Published: 13 Sep 2020
In this video, we'll talk about how to implement algebraic equations in SimBiology. And to define an algebraic equation, you can use one of the following constructs. Initial assignment defines a mathematical expression that is only evaluated once at the beginning of a simulation. It lets you specify the initial value of a parameter, species, or compartment capacity as a function of other model component values.
Initial assignment is expressed as variable equals expression. For instance, koff equals the decision constant, KD, times kon on in the case of reversible binding. A repeated assignment is used to define a time-dependent quantity using an algebraic equation. It's evaluated at every time step, which is determined by the solver during the simulation process.
For instance, the total concentration of the receptor could be equal to the receptor plus complex in a TMDD model. At the start of a simulation, that is, at simulation time equals 0, SimBiology evaluates the initial assignment, and repeated assignment rules, as a set of simultaneous constraints. SimBiology treats the rules as a unified system of constraints and automatically reorders and evaluates them. The order in which the rules appear in the model has no effect on the simulation results.
The next construct is an algebraic rule. It lets you specify mathematical constraints on one or more parameters, species, or compartments that must hold during a simulation. It takes the form 0 equals expression, and the rule is specified as the expression. For instance, the repeated assignment of both could be written 0 equal total receptor minus receptor minus complex.
Repeated assignment rules are mathematically equivalent to algebraic rules but result in exact solutions, instead of approximated solutions. Therefore, it is recommended that you use repeated assignment rules, instead of algebraic rules, whenever possible. Use algebraic rules only when you cannot analytically solve the equations to get a closed-form solution, or you have multiple equations with multiple unknowns, and it could be inconvenient to solve.
If you use a repeated assignment or an algebraic rule to vary the value of a compartment during the simulation, make sure their constant property is set to false. If the quantity defined by your mathematical expression is not used to compute other quantities in your model, you could also define it as a post-simulation observable. However, we dedicate another video to observables because they can be used in more use cases.

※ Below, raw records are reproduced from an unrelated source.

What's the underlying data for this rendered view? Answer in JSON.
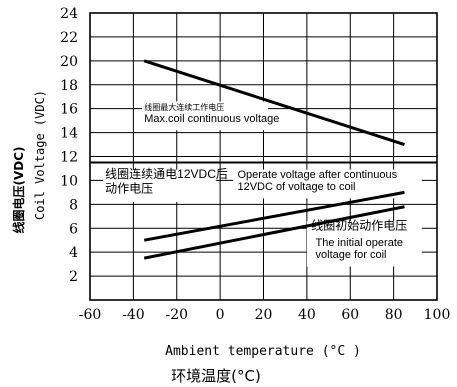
{
  "chart_data": {
    "type": "line",
    "ylabel_en": "Coil Voltage (VDC)",
    "ylabel_cn": "线圈电压(VDC)",
    "xlabel_en": "Ambient temperature (°C )",
    "xlabel_cn": "环境温度(°C)",
    "xlim": [
      -60,
      100
    ],
    "ylim": [
      0,
      24
    ],
    "x_ticks": [
      "-60",
      "-40",
      "-20",
      "0",
      "20",
      "40",
      "60",
      "80",
      "100"
    ],
    "y_ticks": [
      "2",
      "4",
      "6",
      "8",
      "10",
      "12",
      "14",
      "16",
      "18",
      "20",
      "22",
      "24"
    ],
    "y_tick_values": [
      2,
      4,
      6,
      8,
      10,
      12,
      14,
      16,
      18,
      20,
      22,
      24
    ],
    "grid": true,
    "series": [
      {
        "x": [
          -35,
          85
        ],
        "y": [
          20.0,
          13.0
        ],
        "width": 3
      },
      {
        "x": [
          -35,
          85
        ],
        "y": [
          5.0,
          9.0
        ],
        "width": 3
      },
      {
        "x": [
          -35,
          85
        ],
        "y": [
          3.5,
          7.8
        ],
        "width": 3
      }
    ],
    "annotations": [
      {
        "text": "线圈最大连续工作电压",
        "x": -35,
        "y": 15.9,
        "size": 8
      },
      {
        "text": "Max.coil continuous voltage",
        "x": -35,
        "y": 14.9,
        "size": 11
      },
      {
        "text": "线圈连续通电12VDC后",
        "x": -53,
        "y": 10.2,
        "size": 12
      },
      {
        "text": "动作电压",
        "x": -53,
        "y": 9.0,
        "size": 12
      },
      {
        "text": "Operate voltage after continuous",
        "x": 8,
        "y": 10.2,
        "size": 11
      },
      {
        "text": "12VDC of voltage to coil",
        "x": 8,
        "y": 9.2,
        "size": 11
      },
      {
        "text": "线圈初始动作电压",
        "x": 42,
        "y": 5.9,
        "size": 12
      },
      {
        "text": "The initial operate",
        "x": 44,
        "y": 4.5,
        "size": 11
      },
      {
        "text": "voltage for coil",
        "x": 44,
        "y": 3.5,
        "size": 11
      }
    ]
  }
}
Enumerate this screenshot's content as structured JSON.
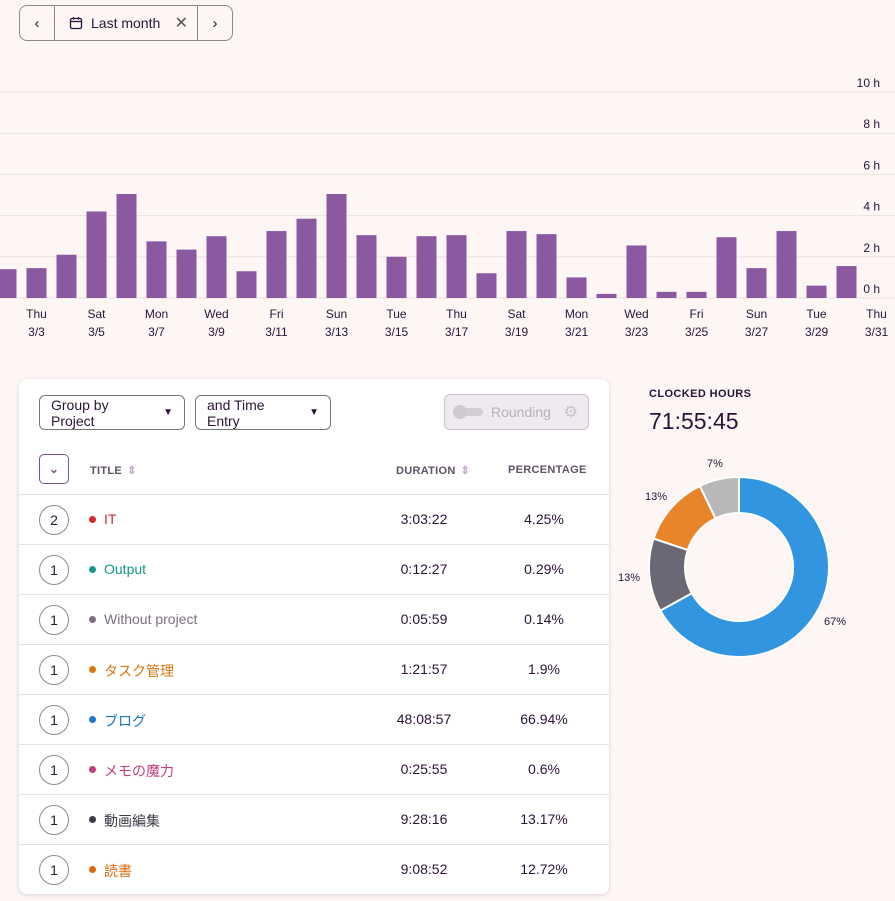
{
  "date_range": {
    "label": "Last month",
    "prev_icon": "chevron-left-icon",
    "next_icon": "chevron-right-icon",
    "calendar_icon": "calendar-icon",
    "clear_icon": "close-icon"
  },
  "chart_data": [
    {
      "type": "bar",
      "y_tick_labels": [
        "0 h",
        "2 h",
        "4 h",
        "6 h",
        "8 h",
        "10 h"
      ],
      "ylim": [
        0,
        10
      ],
      "grid": true,
      "bar_color": "#8b59a0",
      "x_labels": [
        {
          "day": "Thu",
          "date": "3/3"
        },
        {
          "day": "Sat",
          "date": "3/5"
        },
        {
          "day": "Mon",
          "date": "3/7"
        },
        {
          "day": "Wed",
          "date": "3/9"
        },
        {
          "day": "Fri",
          "date": "3/11"
        },
        {
          "day": "Sun",
          "date": "3/13"
        },
        {
          "day": "Tue",
          "date": "3/15"
        },
        {
          "day": "Thu",
          "date": "3/17"
        },
        {
          "day": "Sat",
          "date": "3/19"
        },
        {
          "day": "Mon",
          "date": "3/21"
        },
        {
          "day": "Wed",
          "date": "3/23"
        },
        {
          "day": "Fri",
          "date": "3/25"
        },
        {
          "day": "Sun",
          "date": "3/27"
        },
        {
          "day": "Tue",
          "date": "3/29"
        },
        {
          "day": "Thu",
          "date": "3/31"
        }
      ],
      "values": [
        1.4,
        1.45,
        2.1,
        4.2,
        5.05,
        2.75,
        2.35,
        3.0,
        1.3,
        3.25,
        3.85,
        5.05,
        3.05,
        2.0,
        3.0,
        3.05,
        1.2,
        3.25,
        3.1,
        1.0,
        0.2,
        2.55,
        0.3,
        0.3,
        2.95,
        1.45,
        3.25,
        0.6,
        1.55
      ]
    },
    {
      "type": "pie",
      "title": "CLOCKED HOURS",
      "total": "71:55:45",
      "slices": [
        {
          "label": "67%",
          "value": 66.94,
          "color": "#3195e0"
        },
        {
          "label": "13%",
          "value": 13.17,
          "color": "#6b6876"
        },
        {
          "label": "13%",
          "value": 12.72,
          "color": "#e8842a"
        },
        {
          "label": "7%",
          "value": 7.17,
          "color": "#b9b7b9"
        }
      ]
    }
  ],
  "controls": {
    "group_by": "Group by Project",
    "then_by": "and Time Entry",
    "rounding": "Rounding",
    "rounding_icon": "gear-icon"
  },
  "table": {
    "headers": {
      "title": "TITLE",
      "duration": "DURATION",
      "percentage": "PERCENTAGE"
    },
    "rows": [
      {
        "count": "2",
        "name": "IT",
        "color": "#d12b2b",
        "duration": "3:03:22",
        "percentage": "4.25%"
      },
      {
        "count": "1",
        "name": "Output",
        "color": "#14978a",
        "duration": "0:12:27",
        "percentage": "0.29%"
      },
      {
        "count": "1",
        "name": "Without project",
        "color": "#7b6f80",
        "duration": "0:05:59",
        "percentage": "0.14%"
      },
      {
        "count": "1",
        "name": "タスク管理",
        "color": "#d8760f",
        "duration": "1:21:57",
        "percentage": "1.9%"
      },
      {
        "count": "1",
        "name": "ブログ",
        "color": "#1877c9",
        "duration": "48:08:57",
        "percentage": "66.94%"
      },
      {
        "count": "1",
        "name": "メモの魔力",
        "color": "#c23d7d",
        "duration": "0:25:55",
        "percentage": "0.6%"
      },
      {
        "count": "1",
        "name": "動画編集",
        "color": "#3e3a4a",
        "duration": "9:28:16",
        "percentage": "13.17%"
      },
      {
        "count": "1",
        "name": "読書",
        "color": "#d8680f",
        "duration": "9:08:52",
        "percentage": "12.72%"
      }
    ]
  }
}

So let's see now how to implement initial and repeated assignments in the model builder app. In this model, the PK is modeled using a two-compartment TMDD model. We expect the receptor to be at steady state when no drug was administered. Which means that we will define the synthesis rate, ksyn, as a function of the receptor concentration at steady state, and its remission rate, kel.
Since ksyn will be defined as the beginning of the simulation and will not change afterwards, we can define this expression as an initial assignment. ksyn equal to kel times receptor. We don't need to use the dot notation to specify receptor, because its name is unique in the entire model. If the expression contained the plasma drug concentration, for example, we would need to use the notation central.drug to differentiate it from the drug concentration in the peripheral compartment.

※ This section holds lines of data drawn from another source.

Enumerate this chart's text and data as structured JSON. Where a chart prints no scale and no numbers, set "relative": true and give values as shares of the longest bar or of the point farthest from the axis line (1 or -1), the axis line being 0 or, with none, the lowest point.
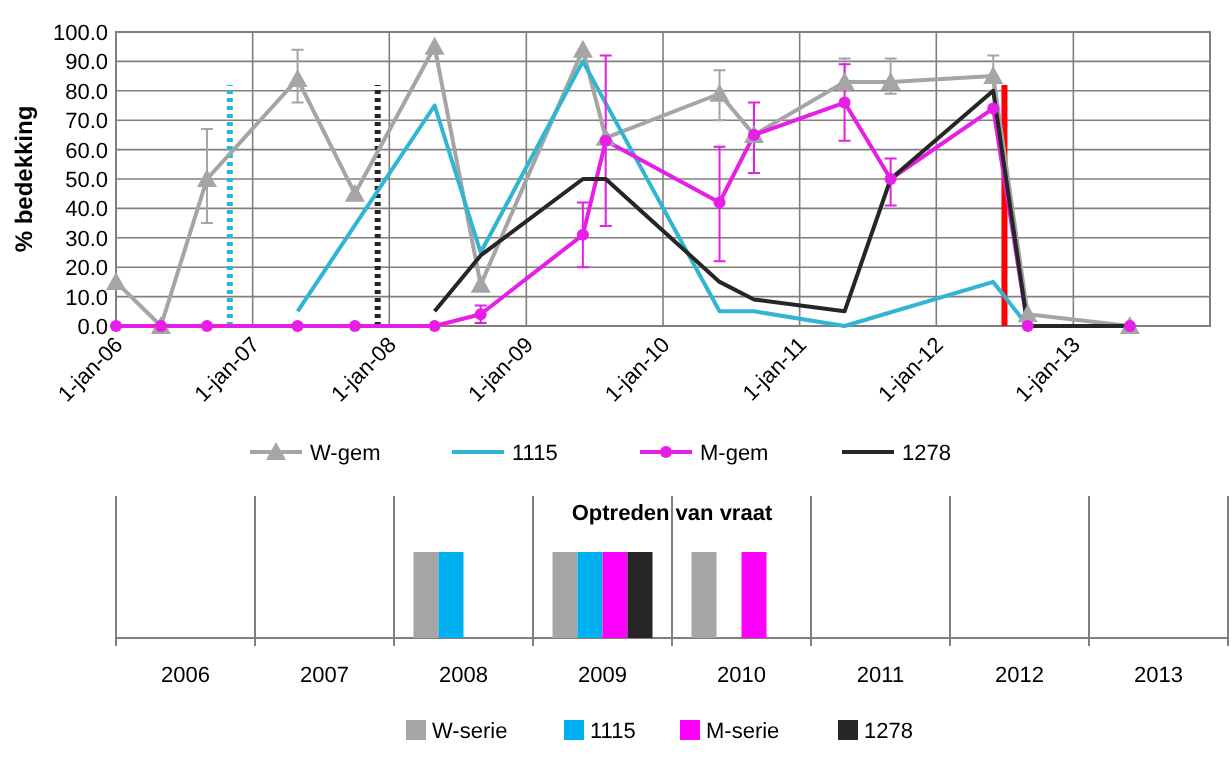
{
  "chart_data": [
    {
      "type": "line",
      "ylabel": "% bedekking",
      "xlim": [
        "2006-01-01",
        "2014-01-01"
      ],
      "xticks": [
        {
          "value": "2006-01-01",
          "label": "1-jan-06"
        },
        {
          "value": "2007-01-01",
          "label": "1-jan-07"
        },
        {
          "value": "2008-01-01",
          "label": "1-jan-08"
        },
        {
          "value": "2009-01-01",
          "label": "1-jan-09"
        },
        {
          "value": "2010-01-01",
          "label": "1-jan-10"
        },
        {
          "value": "2011-01-01",
          "label": "1-jan-11"
        },
        {
          "value": "2012-01-01",
          "label": "1-jan-12"
        },
        {
          "value": "2013-01-01",
          "label": "1-jan-13"
        }
      ],
      "ylim": [
        0,
        100
      ],
      "yticks": [
        {
          "value": 0,
          "label": "0.0"
        },
        {
          "value": 10,
          "label": "10.0"
        },
        {
          "value": 20,
          "label": "20.0"
        },
        {
          "value": 30,
          "label": "30.0"
        },
        {
          "value": 40,
          "label": "40.0"
        },
        {
          "value": 50,
          "label": "50.0"
        },
        {
          "value": 60,
          "label": "60.0"
        },
        {
          "value": 70,
          "label": "70.0"
        },
        {
          "value": 80,
          "label": "80.0"
        },
        {
          "value": 90,
          "label": "90.0"
        },
        {
          "value": 100,
          "label": "100.0"
        }
      ],
      "grid": true,
      "legend": "bottom",
      "series": [
        {
          "name": "W-gem",
          "color": "#a5a5a5",
          "marker": "triangle",
          "x": [
            "2006-01",
            "2006-05",
            "2006-09",
            "2007-05",
            "2007-10",
            "2008-05",
            "2008-09",
            "2009-06",
            "2009-08",
            "2010-06",
            "2010-09",
            "2011-05",
            "2011-09",
            "2012-06",
            "2012-09",
            "2013-06"
          ],
          "values": [
            15,
            0,
            50,
            84,
            45,
            95,
            14,
            94,
            64,
            79,
            65,
            83,
            83,
            85,
            4,
            0
          ],
          "errors": [
            null,
            null,
            [
              35,
              67
            ],
            [
              76,
              94
            ],
            null,
            null,
            null,
            null,
            null,
            [
              70,
              87
            ],
            null,
            [
              80,
              91
            ],
            [
              79,
              91
            ],
            [
              80,
              92
            ],
            null,
            null
          ]
        },
        {
          "name": "1115",
          "color": "#31b5d1",
          "marker": "none",
          "x": [
            "2007-05",
            "2008-05",
            "2008-09",
            "2009-06",
            "2010-06",
            "2010-09",
            "2011-05",
            "2012-06",
            "2012-09"
          ],
          "values": [
            5,
            75,
            25,
            90,
            5,
            5,
            0,
            15,
            0
          ]
        },
        {
          "name": "M-gem",
          "color": "#e61ee6",
          "marker": "circle",
          "x": [
            "2006-01",
            "2006-05",
            "2006-09",
            "2007-05",
            "2007-10",
            "2008-05",
            "2008-09",
            "2009-06",
            "2009-08",
            "2010-06",
            "2010-09",
            "2011-05",
            "2011-09",
            "2012-06",
            "2012-09",
            "2013-06"
          ],
          "values": [
            0,
            0,
            0,
            0,
            0,
            0,
            4,
            31,
            63,
            42,
            65,
            76,
            50,
            74,
            0,
            0
          ],
          "errors": [
            null,
            null,
            null,
            null,
            null,
            null,
            [
              1,
              7
            ],
            [
              20,
              42
            ],
            [
              34,
              92
            ],
            [
              22,
              61
            ],
            [
              52,
              76
            ],
            [
              63,
              89
            ],
            [
              41,
              57
            ],
            null,
            null,
            null
          ]
        },
        {
          "name": "1278",
          "color": "#262626",
          "marker": "none",
          "x": [
            "2008-05",
            "2008-09",
            "2009-06",
            "2009-08",
            "2010-06",
            "2010-09",
            "2011-05",
            "2011-09",
            "2012-06",
            "2012-09",
            "2013-06"
          ],
          "values": [
            5,
            24,
            50,
            50,
            15,
            9,
            5,
            50,
            80,
            0,
            0
          ]
        }
      ],
      "ref_lines": [
        {
          "axis": "x",
          "value": "2006-11",
          "color": "#29b6d8",
          "line_style": "dotted"
        },
        {
          "axis": "x",
          "value": "2007-12",
          "color": "#262626",
          "line_style": "dotted"
        },
        {
          "axis": "x",
          "value": "2012-07",
          "color": "#ff0000",
          "line_style": "solid"
        }
      ]
    },
    {
      "type": "bar",
      "title": "Optreden van vraat",
      "relative": true,
      "grid": "x",
      "legend": "bottom",
      "categories": [
        "2006",
        "2007",
        "2008",
        "2009",
        "2010",
        "2011",
        "2012",
        "2013"
      ],
      "series": [
        {
          "name": "W-serie",
          "color": "#a6a6a6",
          "values": [
            null,
            null,
            1,
            1,
            1,
            null,
            null,
            null
          ]
        },
        {
          "name": "1115",
          "color": "#00b0f0",
          "values": [
            null,
            null,
            1,
            1,
            null,
            null,
            null,
            null
          ]
        },
        {
          "name": "M-serie",
          "color": "#ff00ff",
          "values": [
            null,
            null,
            null,
            1,
            1,
            null,
            null,
            null
          ]
        },
        {
          "name": "1278",
          "color": "#262626",
          "values": [
            null,
            null,
            null,
            1,
            null,
            null,
            null,
            null
          ]
        }
      ]
    }
  ]
}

Note that a new icon appears next to the one representing its constant value. We can now show the initial conditions and see that ksyn has been updated to 0, since initial concentration of receptor is currently set to 0. So let's change it to 10, and change kel to 0.2. And now, the initial value of ksyn shows 2, as expected.

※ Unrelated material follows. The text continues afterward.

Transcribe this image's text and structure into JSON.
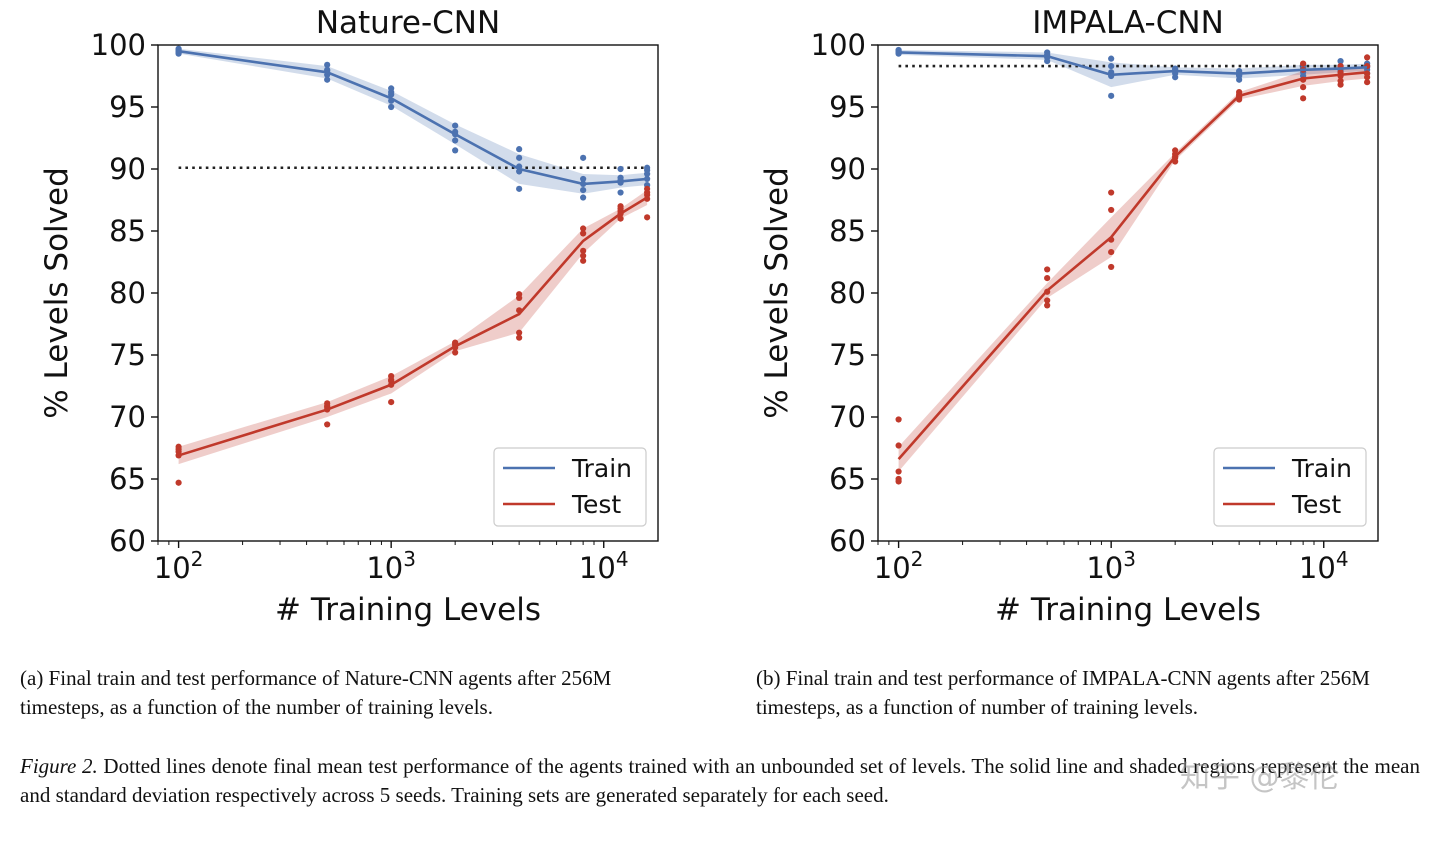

Let's now add a new parameter to compute the receptor occupancy, RO, which is defined as the fraction of the total receptor concentration bound to the drug. RO is dimensionless, so we will define it as a parameter. And since it will depend on receptor and complex, which are time dependent, it will itself be time dependent.
So we need to define it as non-constant. We can now add a repeated assignment and make sure that the initial value of RO is computed correctly in the parameter list. And finally, the repeated assignments will be displayed in the list of equations. This concludes the tutorial. Thanks for watching.